Nach der Bluttat von Kandel forderten sogleich mehrere Politiker der Union eine Ausweitung der Altersuntersuchung. „Wir brauchen eine strikte Regelung für eine medizinische Altersüberprüfung von allen ankommenden Flüchtlingen, die nicht klar als Kinder zu erkennen sind“, sagte etwa Bayerns Innenminister Joa-chim Herrmann (CSU) der Funke-Mediengruppe. Dafür werde sich die CSU in den Sondierungsgesprächen mit der SPD einsetzen. „Noch immer täuschen zu viele Flüchtlinge ein jugendliches Alter vor“, kritisierte Herrmann. Doch der SPD-Innenexperte Burkhard Lischka machte sogleich deutlich, daß eine Einigung nur schwer möglich werden dürfte. Im Gespräch mit der Welt am Sonntag lehnte er eine Untersuchungspflicht für unbegleitete minderjährige Flüchtlinge ab. Allerdings befürwortete er „einheitliche Standards“, auf die sich Bund und Länder einigen sollten. „Es ist unbefriedigend, wenn jedes Jugendamt in Deutschland weitestgehend eigenständig entscheidet, wie die Altersfeststellung erfolgt“, sagte Lischka. Die meisten Medien ließen dabei unter den Tisch fallen, daß die AfD-Fraktion im Landtag von Rheinland-Pfalz bereits im November 2016 einen Antrag eingebracht hatte, der eine verpflichtende medizinische Altersfeststellung für alle unbegleiteten minderjährigen Flüchtlinge forderte. Der Antrag war auch von der CDU abgelehnt worden.

Denn es gibt längst verläßliche Methoden, das Alter zu bestimmen. Etwa durch eine ärztliche Begutachtung der körperlichen Reife oder durch radiologische Untersuchungen. Doch diese werden von den Behörden nur selten angewandt. Das ist schwer nachzuvollziehen, da die Deutsche Gesellschaft für Rechtsmedizin mit ihrer Arbeitsgemeinschaft für Forensische Altersdiagnostik einen international anerkannten Diagnosestandard zur Ermittlung des Lebensalters entwickelt hat. Zwar erlaubt dieser nicht die Feststellung des exakten Alters, aber doch eines Mindestalters, was nach Einschätzung von Experten bei der Frage, ob ein Flüchtling tatsächlich noch nicht volljährig ist, ausreichen würde. Dafür müssen allerdings die Hand und möglicherweise auch das Schlüsselbein geröntgt werden.

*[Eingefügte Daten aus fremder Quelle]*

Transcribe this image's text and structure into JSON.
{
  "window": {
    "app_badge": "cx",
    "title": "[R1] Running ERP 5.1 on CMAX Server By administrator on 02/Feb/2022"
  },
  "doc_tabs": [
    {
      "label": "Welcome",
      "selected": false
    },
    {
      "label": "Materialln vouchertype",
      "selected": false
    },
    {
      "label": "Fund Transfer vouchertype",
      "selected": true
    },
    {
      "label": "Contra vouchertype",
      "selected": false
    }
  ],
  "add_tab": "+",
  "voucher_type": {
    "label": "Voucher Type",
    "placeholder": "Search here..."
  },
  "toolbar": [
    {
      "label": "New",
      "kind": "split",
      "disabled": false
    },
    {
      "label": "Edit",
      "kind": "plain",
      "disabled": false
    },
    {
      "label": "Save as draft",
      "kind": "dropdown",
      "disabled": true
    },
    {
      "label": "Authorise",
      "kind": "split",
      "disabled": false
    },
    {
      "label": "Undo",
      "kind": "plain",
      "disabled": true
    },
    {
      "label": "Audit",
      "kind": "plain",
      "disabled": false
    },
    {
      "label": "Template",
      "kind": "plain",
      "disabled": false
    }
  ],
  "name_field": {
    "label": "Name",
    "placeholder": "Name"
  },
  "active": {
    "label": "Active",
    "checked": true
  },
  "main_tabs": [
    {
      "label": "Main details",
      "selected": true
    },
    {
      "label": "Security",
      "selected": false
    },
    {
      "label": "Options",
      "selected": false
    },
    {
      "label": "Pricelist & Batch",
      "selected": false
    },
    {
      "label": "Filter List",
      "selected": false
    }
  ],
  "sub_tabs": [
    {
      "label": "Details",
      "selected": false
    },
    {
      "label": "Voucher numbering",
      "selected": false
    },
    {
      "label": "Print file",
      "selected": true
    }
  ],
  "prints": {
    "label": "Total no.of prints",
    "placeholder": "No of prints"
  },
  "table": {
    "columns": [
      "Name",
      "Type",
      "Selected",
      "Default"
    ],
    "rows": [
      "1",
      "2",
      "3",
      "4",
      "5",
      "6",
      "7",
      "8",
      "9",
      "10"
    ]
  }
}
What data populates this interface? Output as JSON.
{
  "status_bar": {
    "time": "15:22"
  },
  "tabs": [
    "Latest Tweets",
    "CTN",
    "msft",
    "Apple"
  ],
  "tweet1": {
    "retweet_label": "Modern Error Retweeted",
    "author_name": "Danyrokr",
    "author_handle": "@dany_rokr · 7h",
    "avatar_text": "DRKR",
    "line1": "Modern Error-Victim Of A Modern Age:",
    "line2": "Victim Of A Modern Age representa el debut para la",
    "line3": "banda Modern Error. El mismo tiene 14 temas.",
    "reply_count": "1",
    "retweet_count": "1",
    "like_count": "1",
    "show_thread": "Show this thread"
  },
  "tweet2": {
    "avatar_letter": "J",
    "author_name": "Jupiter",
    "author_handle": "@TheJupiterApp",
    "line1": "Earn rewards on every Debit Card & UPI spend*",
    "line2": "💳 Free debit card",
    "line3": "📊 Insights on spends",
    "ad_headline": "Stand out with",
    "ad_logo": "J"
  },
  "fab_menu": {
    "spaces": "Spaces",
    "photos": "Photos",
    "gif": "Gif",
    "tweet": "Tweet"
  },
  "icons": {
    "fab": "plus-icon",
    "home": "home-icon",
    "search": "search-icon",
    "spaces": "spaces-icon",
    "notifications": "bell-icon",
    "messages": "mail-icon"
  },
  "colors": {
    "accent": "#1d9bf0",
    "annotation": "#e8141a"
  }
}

Aus diesem Grund meldete in der aktuellen Debatte sogleich der Präsident der Bundesärztekammer, Frank Ulrich Montgomery, Widerspruch an. Der Mediziner lehnte einen obligatorischen Alterstest grundsätzlich ab. „Wenn man das bei jedem Flüchtling täte, wäre das ein Eingriff in das Menschenwohl“, sagte er der Süddeutschen Zeitung. Röntgen ohne medizinische Indikation sei ein Eingriff in die körperliche Unversehrtheit. Nach den Regeln des Strahlenschutzes sei es nur in einem Strafprozeß zulässig, das Alter medizinisch zu überprüfen. Als Beispiel nannte Montgomery den Fall in Kandel. Dort könne der unter Verdacht stehende Afghane nun zu Recht untersucht werden. Dennoch warnte er vor zu hohen Erwartungen an die medizinische Altersbestimmung von Flüchtlingen. „Die Untersuchungen sind aufwendig, teuer und mit großen Unsicherheiten belastet“, sagte Montgomery.

Bemerkenswert: Trotz der aktuellen kontroversen Debatte lassen ausgerechnet die SPD-regierten Stadtstaaten Hamburg und Berlin bereits seit Jahren immer wieder Asylbewerber an den Universitätskliniken untersuchen, um ihr Alter festzustellen. Ganz billig ist dieses Verfahren indes nicht: Für jedes Altersgutachten bezahlt die Berliner Senatsverwaltung für Bildung, Jugend und Familie etwa 1.500 Euro.